To describe a mix of emotions that includes horror but also a total lack of surprise is difficult, yet so it was when Home Office minister Jeremy Browne deftly swatted the idea of the commission down. He was then followed by a sweaty David Cameron going further to say that drug policy wasn’t on the table for discussion as actually the current system is apparently working and we shouldn’t abandon it. This was so patently a case of sidestepping another protracted war against his socially draconian backbenchers I was almost willing to forgive him until I reminded myself that my early interest in Cameron was as a potential moderator of the party. If losing on Europe was enough for him to bow down in submission to this noxious clique then all hope is lost.

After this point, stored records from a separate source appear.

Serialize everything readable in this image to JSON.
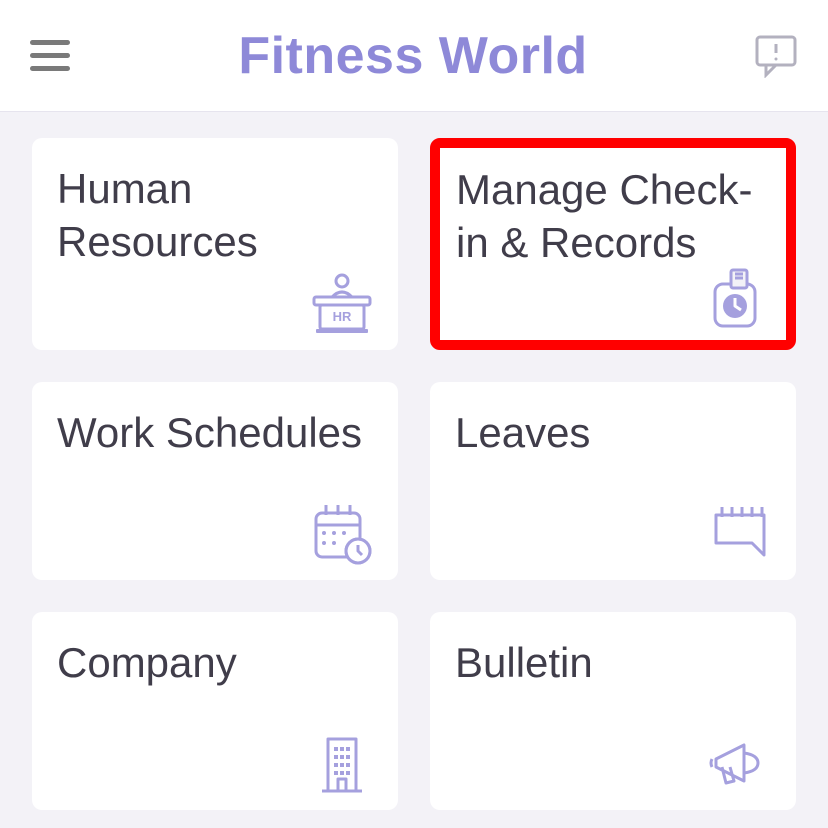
{
  "header": {
    "title": "Fitness World"
  },
  "cards": [
    {
      "label": "Human Resources",
      "icon": "hr-desk-icon",
      "highlight": false
    },
    {
      "label": "Manage Check-in & Records",
      "icon": "checkin-clock-icon",
      "highlight": true
    },
    {
      "label": "Work Schedules",
      "icon": "calendar-clock-icon",
      "highlight": false
    },
    {
      "label": "Leaves",
      "icon": "notepad-icon",
      "highlight": false
    },
    {
      "label": "Company",
      "icon": "building-icon",
      "highlight": false
    },
    {
      "label": "Bulletin",
      "icon": "megaphone-icon",
      "highlight": false
    }
  ],
  "colors": {
    "accent": "#8e89d8",
    "iconStroke": "#a5a0de",
    "highlight": "#ff0000"
  }
}
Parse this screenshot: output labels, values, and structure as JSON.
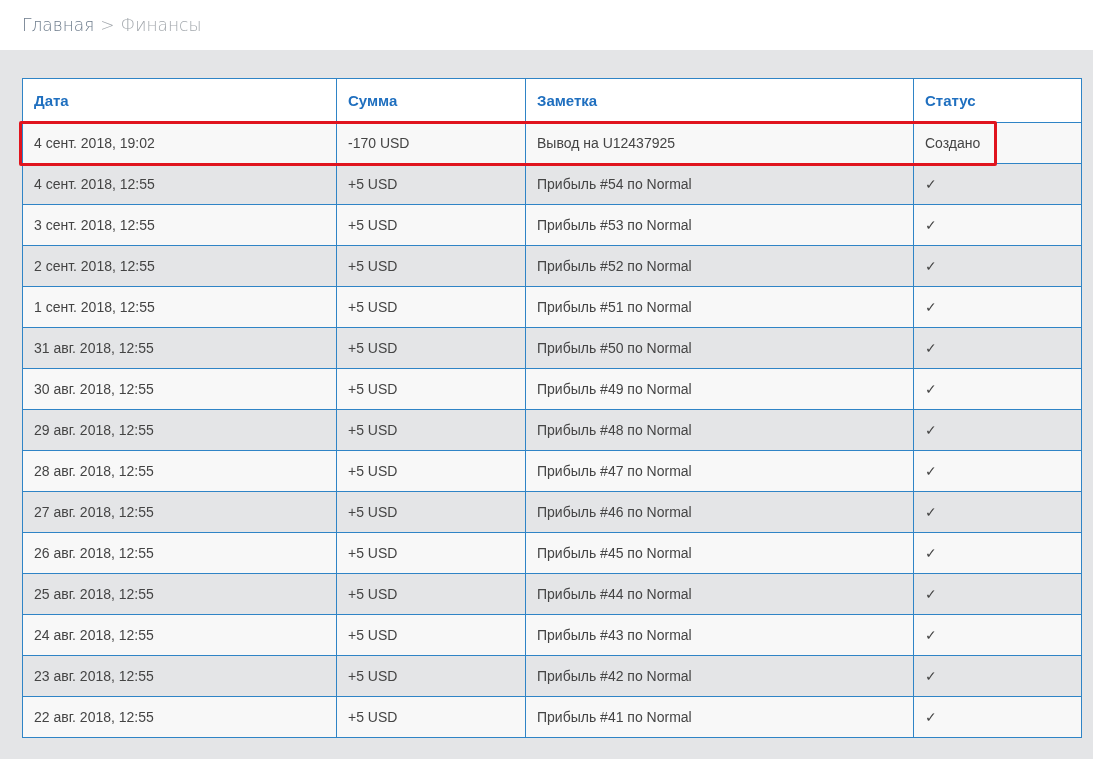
{
  "breadcrumb": {
    "items": [
      {
        "label": "Главная",
        "kind": "link"
      },
      {
        "label": ">",
        "kind": "separator"
      },
      {
        "label": "Финансы",
        "kind": "current"
      }
    ]
  },
  "table": {
    "columns": [
      "Дата",
      "Сумма",
      "Заметка",
      "Статус"
    ],
    "rows": [
      {
        "date": "4 сент. 2018, 19:02",
        "amount": "-170 USD",
        "note": "Вывод на U12437925",
        "status": "Создано",
        "highlighted": true
      },
      {
        "date": "4 сент. 2018, 12:55",
        "amount": "+5 USD",
        "note": "Прибыль #54 по Normal",
        "status": "✓",
        "highlighted": false
      },
      {
        "date": "3 сент. 2018, 12:55",
        "amount": "+5 USD",
        "note": "Прибыль #53 по Normal",
        "status": "✓",
        "highlighted": false
      },
      {
        "date": "2 сент. 2018, 12:55",
        "amount": "+5 USD",
        "note": "Прибыль #52 по Normal",
        "status": "✓",
        "highlighted": false
      },
      {
        "date": "1 сент. 2018, 12:55",
        "amount": "+5 USD",
        "note": "Прибыль #51 по Normal",
        "status": "✓",
        "highlighted": false
      },
      {
        "date": "31 авг. 2018, 12:55",
        "amount": "+5 USD",
        "note": "Прибыль #50 по Normal",
        "status": "✓",
        "highlighted": false
      },
      {
        "date": "30 авг. 2018, 12:55",
        "amount": "+5 USD",
        "note": "Прибыль #49 по Normal",
        "status": "✓",
        "highlighted": false
      },
      {
        "date": "29 авг. 2018, 12:55",
        "amount": "+5 USD",
        "note": "Прибыль #48 по Normal",
        "status": "✓",
        "highlighted": false
      },
      {
        "date": "28 авг. 2018, 12:55",
        "amount": "+5 USD",
        "note": "Прибыль #47 по Normal",
        "status": "✓",
        "highlighted": false
      },
      {
        "date": "27 авг. 2018, 12:55",
        "amount": "+5 USD",
        "note": "Прибыль #46 по Normal",
        "status": "✓",
        "highlighted": false
      },
      {
        "date": "26 авг. 2018, 12:55",
        "amount": "+5 USD",
        "note": "Прибыль #45 по Normal",
        "status": "✓",
        "highlighted": false
      },
      {
        "date": "25 авг. 2018, 12:55",
        "amount": "+5 USD",
        "note": "Прибыль #44 по Normal",
        "status": "✓",
        "highlighted": false
      },
      {
        "date": "24 авг. 2018, 12:55",
        "amount": "+5 USD",
        "note": "Прибыль #43 по Normal",
        "status": "✓",
        "highlighted": false
      },
      {
        "date": "23 авг. 2018, 12:55",
        "amount": "+5 USD",
        "note": "Прибыль #42 по Normal",
        "status": "✓",
        "highlighted": false
      },
      {
        "date": "22 авг. 2018, 12:55",
        "amount": "+5 USD",
        "note": "Прибыль #41 по Normal",
        "status": "✓",
        "highlighted": false
      }
    ]
  }
}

If further proof was needed that the party was slipping back in time, then all one needed was Maria Miller taking to the dispatch box and detailing her “quadruple lock” on the sanctity of a church’s authority to allow gay marriage or not. It being Church of England Canon that this is illegal, she was basically rubber stamping the illegality of a traditional form of homosexual union in this nation. Other religious institutions may choose different stances but that is somewhat not the point here. Using so cynically the separation of church and state and freedoms of religious expression, that abhorrent wing of the Tory party dodged a bullet in achieving their aims but not also looking overtly discriminatory.
How totally infuriating this has all been. Social values in politics is incredibly dangerous territory in the first place, as generally it is little more than a downward projection of the values of one or a few individuals who find themselves in a position of authority. I don’t belief the government should have a jurisdiction any greater than the handling of revenues, the implementation of law and the defence of the realm. Yet the three major issues in government of late, as I’ve identified them, are all so tainted by social values that I enforce my position that government should entirely avoid the arbitration of values.
It is a slightly difficult line to tread. The implementation of law that prevents murder is to some extent a law influenced by the social value that we should not kill each other, but this is a perfectly defensible and morally utilitarian example. The best way to feel safe about my person is with mutual reassurance – I shall not murder, am not a threat, and so shall not be murdered. Or at least, should not be murdered. But how that logic extends to one individual or group saying, “I disapprove of this thing that in no way directly effects me and so it should not be allowed,” is beyond me.
Students smoking legal marijuana will not have Browne getting high in the Commons – smokers will smoke, abstainers will not. Traditionally recognised gay marriage will not have Miller turning cheek and hitting the Soho bars and neither is there a jot of validity in that contemptible argument that it would erode the heterosexual interpretation of the union. It’s just all such thinly veiled, subjective, bigoted, unintelligent, unintelligible, irrational… codswallop.
Also known as bullshit. If I were Cameron I would re-establish my backbone and take to the backbenches with a cleaver. Conservative values politics in the last week has socially regressed the nation yet again.